Thai Foundation helps migrant children get an education

A foundation in Thailand has helped over 13,000 migrant children enter the Thai education system, saved over 400 from human trafficking and continues to provide them with the skills and knowledge they need to protect themselves from exploitation and abuse.

“Going to school can prevent human trafficking, physical assault and sexual abuse,” said Patima Tangpratyakun of the Labor Rights Promotion Network, which works with children of migrants in addition to helping their parents.

Patima said that education gives children the knowledge that will allow them to know when to say “no” to those trying to lure, fool or force them into abusive or exploitative situations. It can also teach them to recognize when those situations are arising. Children of migrants are regarded as among the most vulnerable children in any society.

Even for migrant children who are not preyed upon, going to school is an “extraordinary routine” they view with joy compared with many Thai children who tend to take schooling for granted, Patima said.

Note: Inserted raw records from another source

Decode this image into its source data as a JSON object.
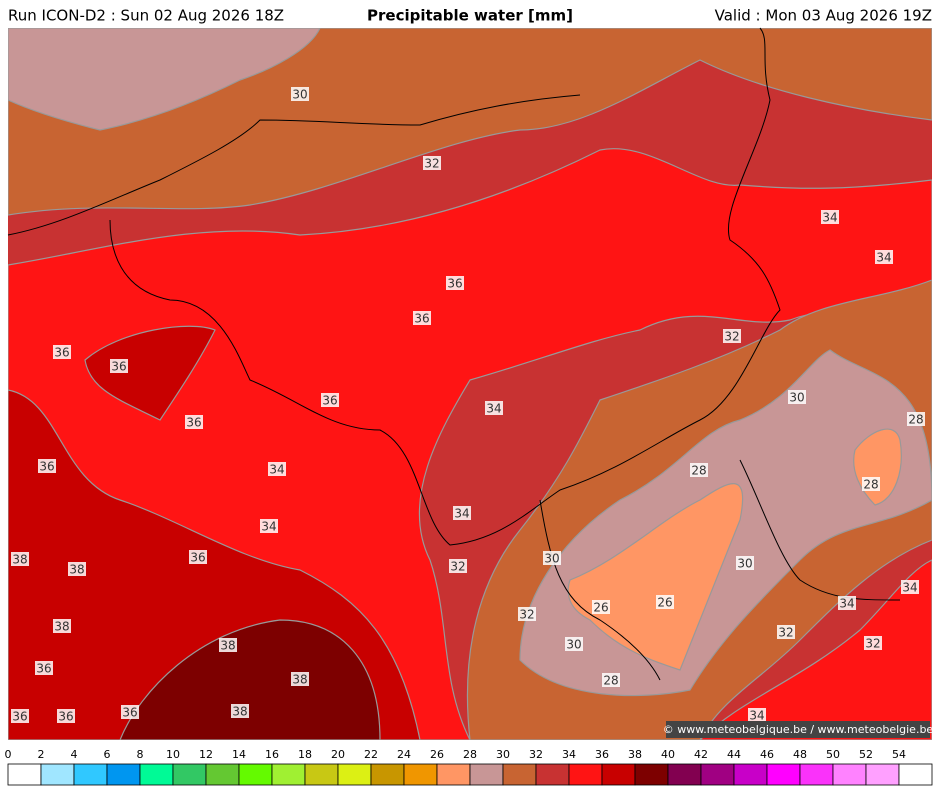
{
  "header": {
    "run": "Run ICON-D2 : Sun 02 Aug 2026 18Z",
    "title": "Precipitable water [mm]",
    "valid": "Valid : Mon 03 Aug 2026 19Z"
  },
  "map": {
    "contour_labels": [
      30,
      32,
      34,
      34,
      36,
      36,
      36,
      36,
      32,
      36,
      34,
      30,
      28,
      36,
      36,
      34,
      28,
      28,
      34,
      34,
      36,
      30,
      38,
      38,
      32,
      30,
      34,
      34,
      26,
      26,
      32,
      38,
      32,
      32,
      38,
      30,
      36,
      38,
      28,
      38,
      36,
      36,
      36,
      34
    ],
    "copyright": "© www.meteobelgique.be / www.meteobelgie.be"
  },
  "colorbar": {
    "ticks": [
      0,
      2,
      4,
      6,
      8,
      10,
      12,
      14,
      16,
      18,
      20,
      22,
      24,
      26,
      28,
      30,
      32,
      34,
      36,
      38,
      40,
      42,
      44,
      46,
      48,
      50,
      52,
      54
    ],
    "colors": [
      "#ffffff",
      "#a0e6ff",
      "#30c8ff",
      "#0096f0",
      "#00fa96",
      "#32c864",
      "#64c832",
      "#64fa00",
      "#a0f032",
      "#c8c814",
      "#dcf014",
      "#c89600",
      "#f09600",
      "#ff9664",
      "#c89696",
      "#c86432",
      "#c83232",
      "#ff1414",
      "#c80000",
      "#7d0000",
      "#820050",
      "#a00082",
      "#c800c8",
      "#ff00ff",
      "#fa32fa",
      "#ff82ff",
      "#ffa0ff",
      "#ffffff"
    ]
  }
}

Development experts agree that access to education and healthcare are essential for families to break the cycle of poverty that leads to some becoming migrants in search of better lives.

Tin Tin, a 21-year-old woman from Myanmar is living proof of that belief. At age nine her mother wanted her to work on a shrimp farm with the rest of her family in Thailand. But, she told the Bangkok Post newspaper, with help from the Labor Rights Promotion Network she was able to go to school. Today she is enrolled at St Theresa International College in Nakhon Nayok.

Patima’s foundation focuses on protecting the rights of, and pressing for better conditions for migrant workers in Thailand, with much of its work centering on the Myanmar migrants working in Thailand’s fishing industry. Thailand plays host to roughly two million migrants from Myanmar, Cambodia, Laos and other countries, with the largest numbers coming from Myanmar.

In response to conditions for many migrant workers, the administration began a multi-year effort to identify, verify and register as many of the migrants as possible. Since the program began in late 2014, roughly 1.5 million have been registered. Registration means they do not have to hide in society’s shadows and can avail themselves of government services and legal protections.

The Labor Rights Promotion Network is not the only nongovernmental organization working to better the lives of migrant children. The Foundation for the Better Life of Children also provides assistance to migrant as well as poverty-stricken Thai children to get an education.

“Education builds opportunities in almost every aspect,”said Better Life’s Thongphun Buasi, known as Khru (Teacher) Chiw to her students. “It also plays a key role in building a more livable world.”